Çölyaklı Bir Şefin Glütensiz Hayatı Keşfetme Yolculuğu
Yaşamdan tat almak çoğu zaman yediklerimizle de ilgilidir. Mutluluğumuza eşlik eden yiyecekler kadar üzüntümüze teselli olanlar da vardır. Yediklerimiz, birçok şeyi daha keyifli hale getiren olmazsa
olmaz unsurlardan biri. Peki ya yiyemediklerimiz?
Sıkı bir glütensiz diyet gerektiren çölyak, çoğu zaman kendimizi yiyemediklerimiz üzerinden ifade etmemize neden olur. Annemizin o leziz böreği, en sevdiğimiz restoranın şahane makarnası, yiyenlerin tadına bayıldığı dumanı üstünde pizza, çıtır çıtır lahmacun… Hiçbirinin tadına dahi bakamayız çünkü içlerinde bulunan glüten bize bedel ödetmek için hazırda bekler. Kaçamak yapmak da mümkün değil. Glütensiz beslenme ciddiye alınması gereken bir iştir. Ve tüm ciddi işler gibi biraz sıkıcıdır.
En azından bu kitap ortaya çıkana kadar öyleydi.

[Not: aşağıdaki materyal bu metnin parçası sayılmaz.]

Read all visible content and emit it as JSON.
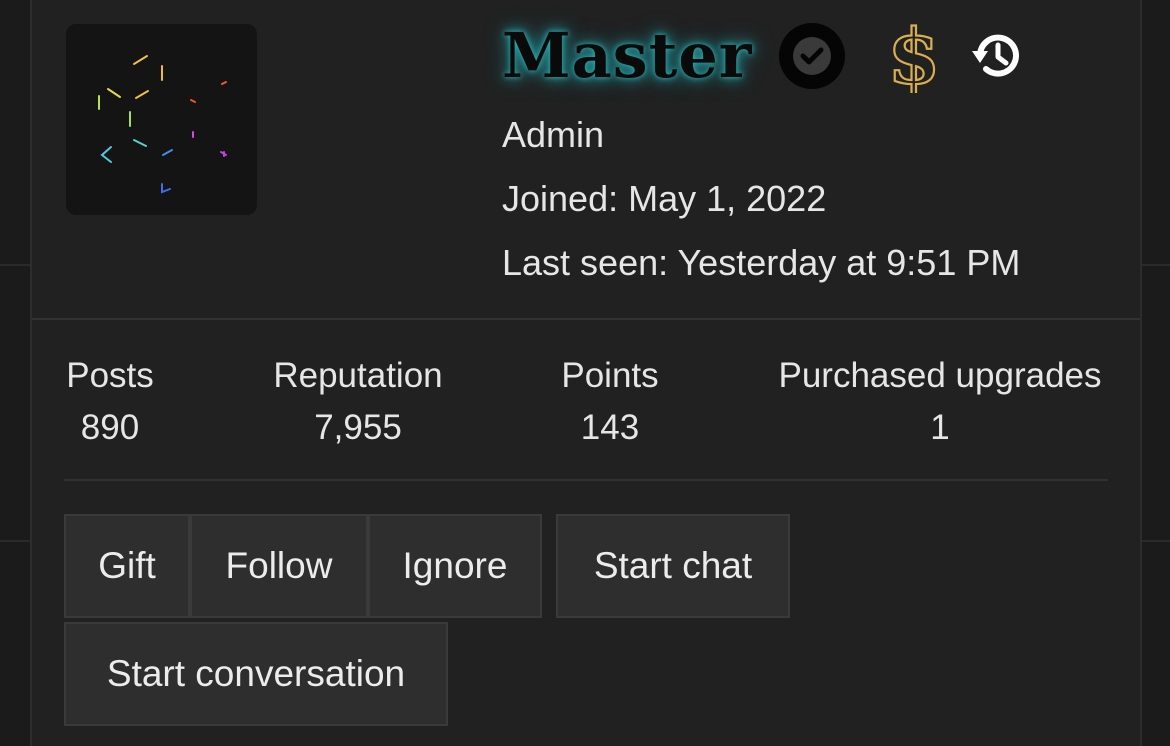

Selin Güneş, çölyak olduğunu öğrendikten sonra şeflik eğitimi aldı. Glütensiz ürünleri, onların kaderi sanılan “lezzetsizlikten” kurtarmak için birçok çalışma yaptı ve reçete çıkardı. İster çölyak ister glüten hassasiyeti ile mücadele ediyor olun, bu kitapta bir yandan Selin Güneş’in glütensiz beslenmeyi yaşam tarzı haline getirme hikâyesini okurken, bir yandan da kendiniz için bir beslenme rehberi bulacaksınız; birbirinden leziz ve pratik tarifler de size eşlik edecek.
“Glütensiz beslenmeyi yaşam tarzına dönüştürmek isteyenler için ilham verici bir anlatı.”